On Tue, Mar 5, 2024, at 03:01, Mina Almasry wrote:
+int netdev_bind_dmabuf(struct net_device *dev, unsigned int dmabuf_fd,
struct netdev_dmabuf_binding **out)
+{
- struct netdev_dmabuf_binding *binding;
- static u32 id_alloc_next;
- struct scatterlist *sg;
- struct dma_buf *dmabuf;
- unsigned int sg_idx, i;
- unsigned long virtual;
- int err;
- if (!capable(CAP_NET_ADMIN))
return -EPERM;
- dmabuf = dma_buf_get(dmabuf_fd);
- if (IS_ERR_OR_NULL(dmabuf))
return -EBADFD;
You should never need to use IS_ERR_OR_NULL() for a properly defined kernel interface.

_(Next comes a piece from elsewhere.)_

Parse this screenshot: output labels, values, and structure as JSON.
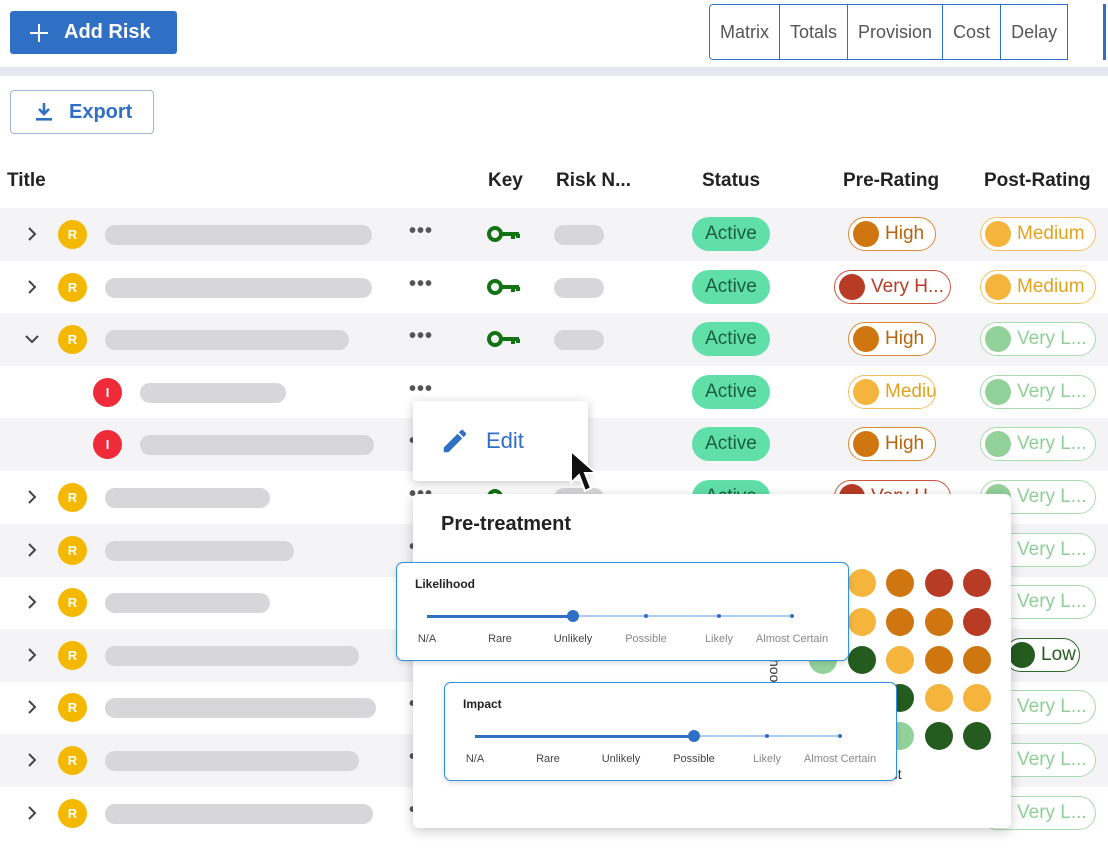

This one should always return an error or a valid pointer, so don't check for NULL.
- binding->attachment = dma_buf_attach(binding->dmabuf, dev->dev.parent);
- if (IS_ERR(binding->attachment)) {
err = PTR_ERR(binding->attachment);
goto err_free_id;
- }
- binding->sgt =
dma_buf_map_attachment(binding->attachment, DMA_BIDIRECTIONAL);
- if (IS_ERR(binding->sgt)) {
err = PTR_ERR(binding->sgt);
goto err_detach;
- }
Should there be a check to verify that this buffer is suitable for network data?
In general, dmabuf allows buffers that are uncached or reside in MMIO space of another device, but I think this would break when you get an skb with those buffers and try to parse the data inside of the kernel on architectures where MMIO space is not a normal pointer or unaligned access is disallowed on uncached data.